It's a comparator clock: subtraction mode with a repeater (to add a tick) pushing directly into it's side.
Comparator clocks are not fully off-on; they generate a 1-14 signal strength alternation. You need a 0-any.
Wait, holding a magnetized shaft in your inventory screws with the engine? If so, could I ask for a notation about that in the RotaryCraft handbook?
This (like the ideas of parallel multiplication, heat transfer, boiling point of water, and common sense) falls under "expected prerequisite knowledge". In this case, the fact that moving a magnetic field around a conductor generates a current.

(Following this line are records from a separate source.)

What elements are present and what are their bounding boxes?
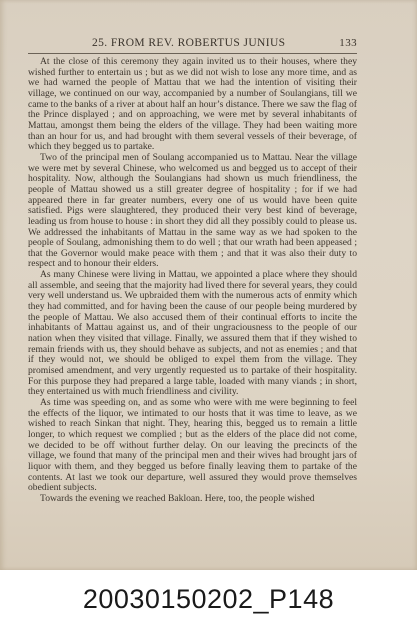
body-text: At the close of this ceremony they again… <box>28 57 357 505</box>
running-head: 25. FROM REV. ROBERTUS JUNIUS 133 <box>28 37 357 53</box>
page-number: 133 <box>339 37 357 49</box>
paragraph: Two of the principal men of Soulang acco… <box>28 153 357 270</box>
paragraph: As many Chinese were living in Mattau, w… <box>28 270 357 398</box>
image-id-caption: 20030150202_P148 <box>0 584 417 615</box>
header-rule <box>28 53 357 54</box>
paragraph: Towards the evening we reached Bakloan. … <box>28 494 357 505</box>
scanned-page: 25. FROM REV. ROBERTUS JUNIUS 133 At the… <box>0 0 417 570</box>
paragraph: As time was speeding on, and as some who… <box>28 398 357 494</box>
paragraph: At the close of this ceremony they again… <box>28 57 357 153</box>
chapter-title: 25. FROM REV. ROBERTUS JUNIUS <box>92 37 285 49</box>
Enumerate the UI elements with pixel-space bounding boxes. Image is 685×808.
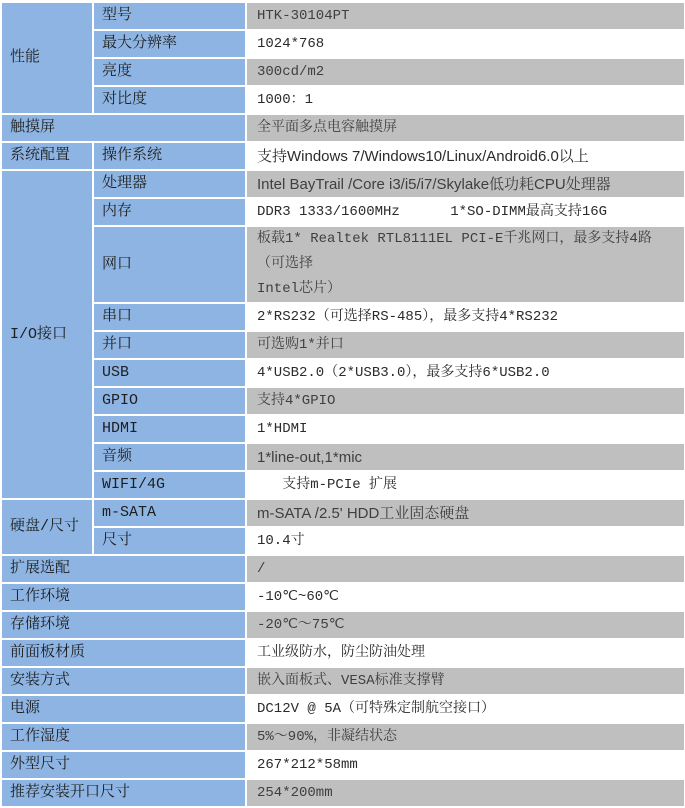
spec-value-cell: 5%～90%，非凝结状态 — [246, 723, 685, 751]
spec-value-cell: 1000：1 — [246, 86, 685, 114]
spec-row: 扩展选配/ — [1, 555, 685, 583]
spec-row: 安装方式嵌入面板式、VESA标准支撑臂 — [1, 667, 685, 695]
spec-group-cell: 性能 — [1, 2, 93, 114]
spec-row: 最大分辨率1024*768 — [1, 30, 685, 58]
spec-row: 对比度1000：1 — [1, 86, 685, 114]
spec-label-cell: WIFI/4G — [93, 471, 246, 499]
product-spec-sheet: 性能型号HTK-30104PT最大分辨率1024*768亮度300cd/m2对比… — [0, 0, 685, 808]
spec-label-cell: 操作系统 — [93, 142, 246, 170]
spec-row: 推荐安装开口尺寸254*200mm — [1, 779, 685, 807]
spec-value-cell: 10.4寸 — [246, 527, 685, 555]
spec-label-cell: 对比度 — [93, 86, 246, 114]
spec-row: 电源DC12V @ 5A（可特殊定制航空接口） — [1, 695, 685, 723]
spec-label-cell: 串口 — [93, 303, 246, 331]
spec-group-cell: 存储环境 — [1, 611, 246, 639]
spec-value-cell: 板载1* Realtek RTL8111EL PCI-E千兆网口，最多支持4路（… — [246, 226, 685, 303]
spec-row: 并口可选购1*并口 — [1, 331, 685, 359]
spec-value-cell: 267*212*58mm — [246, 751, 685, 779]
spec-value-cell: 工业级防水，防尘防油处理 — [246, 639, 685, 667]
spec-value-cell: -10℃~60℃ — [246, 583, 685, 611]
spec-value-cell: 支持Windows 7/Windows10/Linux/Android6.0以上 — [246, 142, 685, 170]
spec-group-cell: 电源 — [1, 695, 246, 723]
spec-value-cell: 支持m-PCIe 扩展 — [246, 471, 685, 499]
spec-group-cell: 硬盘/尺寸 — [1, 499, 93, 555]
spec-value-cell: 可选购1*并口 — [246, 331, 685, 359]
spec-value-cell: DDR3 1333/1600MHz 1*SO-DIMM最高支持16G — [246, 198, 685, 226]
spec-value-cell: HTK-30104PT — [246, 2, 685, 30]
spec-label-cell: 网口 — [93, 226, 246, 303]
spec-label-cell: 音频 — [93, 443, 246, 471]
spec-label-cell: GPIO — [93, 387, 246, 415]
spec-row: 触摸屏全平面多点电容触摸屏 — [1, 114, 685, 142]
spec-row: I/O接口处理器Intel BayTrail /Core i3/i5/i7/Sk… — [1, 170, 685, 198]
spec-group-cell: 触摸屏 — [1, 114, 246, 142]
spec-value-cell: 300cd/m2 — [246, 58, 685, 86]
spec-value-cell: 支持4*GPIO — [246, 387, 685, 415]
spec-row: 工作环境-10℃~60℃ — [1, 583, 685, 611]
spec-group-cell: 推荐安装开口尺寸 — [1, 779, 246, 807]
spec-row: 存储环境-20℃～75℃ — [1, 611, 685, 639]
spec-row: USB4*USB2.0（2*USB3.0），最多支持6*USB2.0 — [1, 359, 685, 387]
spec-row: 硬盘/尺寸m-SATAm-SATA /2.5' HDD工业固态硬盘 — [1, 499, 685, 527]
spec-table: 性能型号HTK-30104PT最大分辨率1024*768亮度300cd/m2对比… — [0, 1, 685, 808]
spec-value-cell: 254*200mm — [246, 779, 685, 807]
spec-row: 外型尺寸267*212*58mm — [1, 751, 685, 779]
spec-value-cell: / — [246, 555, 685, 583]
spec-group-cell: 扩展选配 — [1, 555, 246, 583]
spec-label-cell: 最大分辨率 — [93, 30, 246, 58]
spec-table-body: 性能型号HTK-30104PT最大分辨率1024*768亮度300cd/m2对比… — [1, 2, 685, 807]
spec-group-cell: 前面板材质 — [1, 639, 246, 667]
spec-value-cell: m-SATA /2.5' HDD工业固态硬盘 — [246, 499, 685, 527]
spec-value-cell: 嵌入面板式、VESA标准支撑臂 — [246, 667, 685, 695]
spec-label-cell: 亮度 — [93, 58, 246, 86]
spec-group-cell: 安装方式 — [1, 667, 246, 695]
spec-value-cell: 2*RS232（可选择RS-485），最多支持4*RS232 — [246, 303, 685, 331]
spec-row: 尺寸10.4寸 — [1, 527, 685, 555]
spec-row: 工作湿度5%～90%，非凝结状态 — [1, 723, 685, 751]
spec-group-cell: 工作环境 — [1, 583, 246, 611]
spec-group-cell: 工作湿度 — [1, 723, 246, 751]
spec-group-cell: I/O接口 — [1, 170, 93, 499]
spec-row: 音频1*line-out,1*mic — [1, 443, 685, 471]
spec-value-cell: 1*line-out,1*mic — [246, 443, 685, 471]
spec-value-cell: Intel BayTrail /Core i3/i5/i7/Skylake低功耗… — [246, 170, 685, 198]
spec-row: 内存DDR3 1333/1600MHz 1*SO-DIMM最高支持16G — [1, 198, 685, 226]
spec-value-cell: DC12V @ 5A（可特殊定制航空接口） — [246, 695, 685, 723]
spec-label-cell: 型号 — [93, 2, 246, 30]
spec-row: HDMI1*HDMI — [1, 415, 685, 443]
spec-value-cell: 4*USB2.0（2*USB3.0），最多支持6*USB2.0 — [246, 359, 685, 387]
spec-row: 系统配置操作系统支持Windows 7/Windows10/Linux/Andr… — [1, 142, 685, 170]
spec-label-cell: 内存 — [93, 198, 246, 226]
spec-row: WIFI/4G 支持m-PCIe 扩展 — [1, 471, 685, 499]
spec-value-cell: 1*HDMI — [246, 415, 685, 443]
spec-value-cell: 全平面多点电容触摸屏 — [246, 114, 685, 142]
spec-row: 串口2*RS232（可选择RS-485），最多支持4*RS232 — [1, 303, 685, 331]
spec-group-cell: 外型尺寸 — [1, 751, 246, 779]
spec-value-cell: 1024*768 — [246, 30, 685, 58]
spec-value-cell: -20℃～75℃ — [246, 611, 685, 639]
spec-label-cell: 并口 — [93, 331, 246, 359]
spec-label-cell: USB — [93, 359, 246, 387]
spec-row: 网口板载1* Realtek RTL8111EL PCI-E千兆网口，最多支持4… — [1, 226, 685, 303]
spec-label-cell: 处理器 — [93, 170, 246, 198]
spec-label-cell: HDMI — [93, 415, 246, 443]
spec-label-cell: 尺寸 — [93, 527, 246, 555]
spec-row: GPIO支持4*GPIO — [1, 387, 685, 415]
spec-row: 亮度300cd/m2 — [1, 58, 685, 86]
spec-row: 性能型号HTK-30104PT — [1, 2, 685, 30]
spec-group-cell: 系统配置 — [1, 142, 93, 170]
spec-row: 前面板材质工业级防水，防尘防油处理 — [1, 639, 685, 667]
spec-label-cell: m-SATA — [93, 499, 246, 527]
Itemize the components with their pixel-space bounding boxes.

I saw others with similar issues commenting on a wiki somewhere while I searched for this information. It worked fine when I tested to understand the engine, but then when I went to do testing on the speed of magnetization and demagnetization of multiple shafts with varying magnetization torques and speeds, things stopped working when I creative-pick-block-cloned a stack of partially magnetized shafts from what I had charged so far.
Check that you have both a good fast AC clock and magnetized cores.
90% of the people who use the AC engine fail to grasp this, and either use clocks that are absurdly slow (eg ExtraUtils), not fully AC (eg comparator), do not magnetize the core, or fail to give AC to the magnetizer.
Incidentally, this is not clear regarding the magnetization and demagnetization, and it's what I was experimenting to discover when I ran into troubles: Energy cost to magnetize is [greaterthan? equalto?] energy output of the resultant AC engine?
No. The magnetizer requires much less than the AC engine emits.
Between 1.5 and 1.6 FTB, I spent a long time playing GT and IC2 without other industrial mods, so I feel really awkward and cringe every time I have to use a pick on a machine that doesn't have a proper tool. Is there a wrench from another mod that works on your blocks?
To be clear: Any pick, but no other tools or magic drops the reservoir block and preserves contents, right? Or... are you saying the portable-tank-like behavior is unintended?
Pickaxes are the only tools that will work on my machines. IC2 Drills and TiC hammers have been excluded for realism reasons (especially the hammer). Pickaxes are included because they are the only method in vanilla to harvest iron-type blocks, and because I personally hate the IC2 mechanic of needing a wrench.
I would allow the "shift-right-click" mechanic with the BC or TE wrenches, but the RC screwdriver is registered as the same, and as such I would have to special-case the code everywhere (which is messy) to avoid breaking its own shift-right-click mechanic.